As the daughter of local country musician Bill Fulton, her childhood was braided with stanzas by musical storytellers Johnny Cash, Hank Williams and Kris Kristofferson, who greatly inspired her father and contributed to the soundtrack of his bands’ performances and “bordertown life” in the 1970s.
However, at the time, the beauty of such classic influences was lost on her.
“The music our parents listen to is automatically the music we can’t stand,” Fulton said with a laugh. “As a kid I thought, ‘Oh, this is awful,’ but as I’ve grown older I’ve come to love country music and appreciate the stories it tells.”
In addition to singing with her dad’s bands, Fulton also sang in the Choralairs at Yuma High School, which she likened to the television show “Glee” with its upbeat, choreographed songs from popular culture.
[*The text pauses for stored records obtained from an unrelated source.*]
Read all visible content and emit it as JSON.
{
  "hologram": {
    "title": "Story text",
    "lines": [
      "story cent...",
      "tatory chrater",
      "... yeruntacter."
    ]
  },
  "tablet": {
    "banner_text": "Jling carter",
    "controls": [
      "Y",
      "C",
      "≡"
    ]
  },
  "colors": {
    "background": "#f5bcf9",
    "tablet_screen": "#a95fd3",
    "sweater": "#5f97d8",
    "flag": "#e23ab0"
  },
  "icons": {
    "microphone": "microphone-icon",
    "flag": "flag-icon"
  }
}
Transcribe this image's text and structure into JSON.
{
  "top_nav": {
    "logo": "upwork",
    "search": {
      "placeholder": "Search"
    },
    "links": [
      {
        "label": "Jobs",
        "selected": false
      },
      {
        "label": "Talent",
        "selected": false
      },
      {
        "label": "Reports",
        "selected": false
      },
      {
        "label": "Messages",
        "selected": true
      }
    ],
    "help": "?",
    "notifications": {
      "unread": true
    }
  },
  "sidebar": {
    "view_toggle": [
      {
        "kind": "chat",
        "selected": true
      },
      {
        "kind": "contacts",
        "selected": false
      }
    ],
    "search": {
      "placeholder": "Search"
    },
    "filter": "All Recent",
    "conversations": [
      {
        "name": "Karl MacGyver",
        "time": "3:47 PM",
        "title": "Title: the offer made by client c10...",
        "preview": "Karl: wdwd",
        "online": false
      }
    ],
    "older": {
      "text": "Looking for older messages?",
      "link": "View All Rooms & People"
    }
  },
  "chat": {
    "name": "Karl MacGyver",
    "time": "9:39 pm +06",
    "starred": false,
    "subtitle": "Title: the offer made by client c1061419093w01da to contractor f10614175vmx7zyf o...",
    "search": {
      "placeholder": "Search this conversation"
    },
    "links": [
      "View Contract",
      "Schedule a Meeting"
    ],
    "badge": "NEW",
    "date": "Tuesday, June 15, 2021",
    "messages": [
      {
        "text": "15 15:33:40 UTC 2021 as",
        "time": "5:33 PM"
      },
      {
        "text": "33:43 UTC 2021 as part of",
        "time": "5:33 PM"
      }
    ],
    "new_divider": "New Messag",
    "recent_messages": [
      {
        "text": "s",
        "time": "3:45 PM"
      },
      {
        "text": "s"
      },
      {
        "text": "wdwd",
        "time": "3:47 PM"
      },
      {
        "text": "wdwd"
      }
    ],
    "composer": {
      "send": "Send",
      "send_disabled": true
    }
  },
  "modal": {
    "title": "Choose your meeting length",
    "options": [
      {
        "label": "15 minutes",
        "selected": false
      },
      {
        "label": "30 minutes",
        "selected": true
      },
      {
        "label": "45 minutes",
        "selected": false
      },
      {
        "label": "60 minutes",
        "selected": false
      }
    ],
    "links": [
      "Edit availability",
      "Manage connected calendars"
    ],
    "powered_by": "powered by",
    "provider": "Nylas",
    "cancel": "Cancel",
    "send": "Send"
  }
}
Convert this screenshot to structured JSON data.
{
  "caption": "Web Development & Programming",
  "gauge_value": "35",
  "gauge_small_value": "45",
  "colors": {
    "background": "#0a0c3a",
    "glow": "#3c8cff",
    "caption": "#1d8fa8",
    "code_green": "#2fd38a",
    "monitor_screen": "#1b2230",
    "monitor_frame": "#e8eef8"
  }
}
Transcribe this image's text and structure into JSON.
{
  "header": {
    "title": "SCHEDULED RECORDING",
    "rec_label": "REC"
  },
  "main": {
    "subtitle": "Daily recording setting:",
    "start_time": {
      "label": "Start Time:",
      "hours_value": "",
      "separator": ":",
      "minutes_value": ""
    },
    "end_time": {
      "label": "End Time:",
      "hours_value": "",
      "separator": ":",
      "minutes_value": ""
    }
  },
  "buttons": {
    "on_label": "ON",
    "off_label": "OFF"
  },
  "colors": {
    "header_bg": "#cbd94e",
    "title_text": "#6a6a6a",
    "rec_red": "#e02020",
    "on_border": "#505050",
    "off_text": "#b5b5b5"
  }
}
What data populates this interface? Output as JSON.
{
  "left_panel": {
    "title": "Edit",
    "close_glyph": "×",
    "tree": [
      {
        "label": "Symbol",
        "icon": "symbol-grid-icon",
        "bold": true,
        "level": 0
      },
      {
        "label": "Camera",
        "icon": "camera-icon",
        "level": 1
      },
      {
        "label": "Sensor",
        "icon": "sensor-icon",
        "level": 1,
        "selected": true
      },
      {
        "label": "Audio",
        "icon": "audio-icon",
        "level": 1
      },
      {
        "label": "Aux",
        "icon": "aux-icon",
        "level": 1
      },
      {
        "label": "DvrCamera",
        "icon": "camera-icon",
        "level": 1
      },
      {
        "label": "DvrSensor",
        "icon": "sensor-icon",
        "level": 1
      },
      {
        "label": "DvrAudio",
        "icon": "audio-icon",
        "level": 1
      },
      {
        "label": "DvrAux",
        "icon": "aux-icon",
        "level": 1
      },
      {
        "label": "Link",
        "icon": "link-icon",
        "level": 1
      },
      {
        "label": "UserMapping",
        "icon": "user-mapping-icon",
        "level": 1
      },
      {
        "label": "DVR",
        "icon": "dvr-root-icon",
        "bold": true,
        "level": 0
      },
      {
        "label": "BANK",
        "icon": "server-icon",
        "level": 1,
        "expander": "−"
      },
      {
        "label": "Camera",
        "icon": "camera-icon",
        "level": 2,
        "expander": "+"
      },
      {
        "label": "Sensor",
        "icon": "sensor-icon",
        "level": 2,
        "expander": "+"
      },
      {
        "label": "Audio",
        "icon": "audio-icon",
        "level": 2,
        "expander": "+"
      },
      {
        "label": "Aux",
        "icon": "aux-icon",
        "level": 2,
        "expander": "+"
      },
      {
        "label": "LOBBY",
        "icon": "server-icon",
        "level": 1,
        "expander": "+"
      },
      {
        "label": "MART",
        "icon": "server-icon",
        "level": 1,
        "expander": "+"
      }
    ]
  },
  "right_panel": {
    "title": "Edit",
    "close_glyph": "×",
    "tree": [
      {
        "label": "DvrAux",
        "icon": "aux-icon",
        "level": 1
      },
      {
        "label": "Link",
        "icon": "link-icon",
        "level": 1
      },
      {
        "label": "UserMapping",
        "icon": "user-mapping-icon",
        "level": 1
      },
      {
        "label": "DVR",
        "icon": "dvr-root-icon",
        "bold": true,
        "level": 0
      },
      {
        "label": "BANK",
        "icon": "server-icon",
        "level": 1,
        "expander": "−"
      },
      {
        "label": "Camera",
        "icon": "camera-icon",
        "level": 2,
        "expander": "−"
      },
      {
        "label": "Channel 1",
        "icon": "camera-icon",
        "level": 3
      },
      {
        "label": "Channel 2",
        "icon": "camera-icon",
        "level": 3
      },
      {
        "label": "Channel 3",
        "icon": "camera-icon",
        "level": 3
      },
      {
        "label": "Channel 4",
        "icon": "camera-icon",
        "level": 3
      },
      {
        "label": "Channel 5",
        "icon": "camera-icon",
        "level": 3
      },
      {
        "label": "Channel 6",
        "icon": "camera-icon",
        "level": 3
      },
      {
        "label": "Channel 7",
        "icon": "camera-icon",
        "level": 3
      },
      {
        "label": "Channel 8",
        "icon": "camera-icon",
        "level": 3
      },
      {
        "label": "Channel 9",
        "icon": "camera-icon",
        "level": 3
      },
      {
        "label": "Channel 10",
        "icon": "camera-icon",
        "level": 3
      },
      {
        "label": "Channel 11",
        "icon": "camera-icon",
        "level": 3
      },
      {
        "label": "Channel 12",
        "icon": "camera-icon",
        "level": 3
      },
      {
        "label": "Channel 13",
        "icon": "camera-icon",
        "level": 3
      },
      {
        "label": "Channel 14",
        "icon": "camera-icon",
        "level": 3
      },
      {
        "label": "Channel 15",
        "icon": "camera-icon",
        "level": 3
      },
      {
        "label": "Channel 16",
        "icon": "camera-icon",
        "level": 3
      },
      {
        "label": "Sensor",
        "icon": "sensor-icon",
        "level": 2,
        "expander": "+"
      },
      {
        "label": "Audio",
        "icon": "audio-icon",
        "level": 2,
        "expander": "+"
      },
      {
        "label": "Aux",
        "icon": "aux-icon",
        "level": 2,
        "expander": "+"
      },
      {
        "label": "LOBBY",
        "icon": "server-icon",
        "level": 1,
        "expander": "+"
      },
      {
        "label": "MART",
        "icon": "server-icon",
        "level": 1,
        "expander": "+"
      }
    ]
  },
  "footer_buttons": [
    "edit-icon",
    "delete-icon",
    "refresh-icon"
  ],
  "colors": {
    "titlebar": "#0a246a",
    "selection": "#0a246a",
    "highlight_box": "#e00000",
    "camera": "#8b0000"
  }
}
The troupe sang and danced its way to places like Hawaii and Washington D.C., giving Fulton experiences of a lifetime.
“For me, it opened a whole new world of places music can take you,” Fulton said.
“Looking back, I can see that it’s shaped my life in a lot of different ways.”
Fulton moved on tell stories in newsprint, but even in the 20-year pursuit of her journalism career, she was “always involved in music somehow,” singing in choirs and garage bands until dipping her toe into the songwriting pool.
“I found that I had an aptitude for it,” she said, though she’d never envisioned herself as a songwriter. “I started learning about songwriting as a way to challenge myself. At the start of every year I sit down and create a sort of roadmap for personal growth – places I’d like to travel, things I’d like to learn.”
Fulton’s roadmap that year led her to the Songwriting School of Los Angeles, where songwriting classes tied together her writing background with her musical history, including those classic influences that are now considered icons of Americana.
According to Fulton, Americana is a fusion of country, folk, blues and roots – all “traditional American music” that she loves and imbues into her own songwriting.
“If you think of music as neighborhoods, my house is in the Americana neighborhood,” Fulton said. “And that neighborhood is large, diverse and growing.”
Leading listeners to the heart of that neighborhood is her very first song, which was chosen as the winning single for the Renaissance Artists and Writers Association’s 2019 Songs for Social Change con
test. Entitled “Not Going Back (I Don’t Think So),” the single was born on a desert drive after visiting her hometown.
“I had the radio on and there was yet another story with an argument about what makes America great,” Fulton recalled. “They kept saying that we needed to go back to some unnamed time in the past when things seemed better and more certain and I thought – What would that mean for me as a woman? What would that mean for my mother, who was an immigrant, or people of color? Because the ‘good old days’ weren’t so good for many Americans.”
With the support of her classmates at the Songwriting School, Fulton released the song as a “do-it-yourself” project, collaborating with one of her professors to compose the music and with a friend to create a music video – which can be viewed at notgoingback. org – with footage from past and present social justice movements to give the lyrics a visual weight.
With lyrics like “Do we really want to go back to the past, back to the kitchen, back to the closet, back to the end of the line?,” Fulton describes the song as an anthem for social justice, which she hopes will lead to thoughtful conversations about “where we’ve come from as a nation and where we want to go.”
“America’s greatness has always lied in pushing forward,” she said. “America is prosperous because it’s ever-striving to be better and living up to its ideals, and we need to hold onto those gains. People fought for our rights in the past and we can’t take that for granted. We need to continue to defend them and push forward.”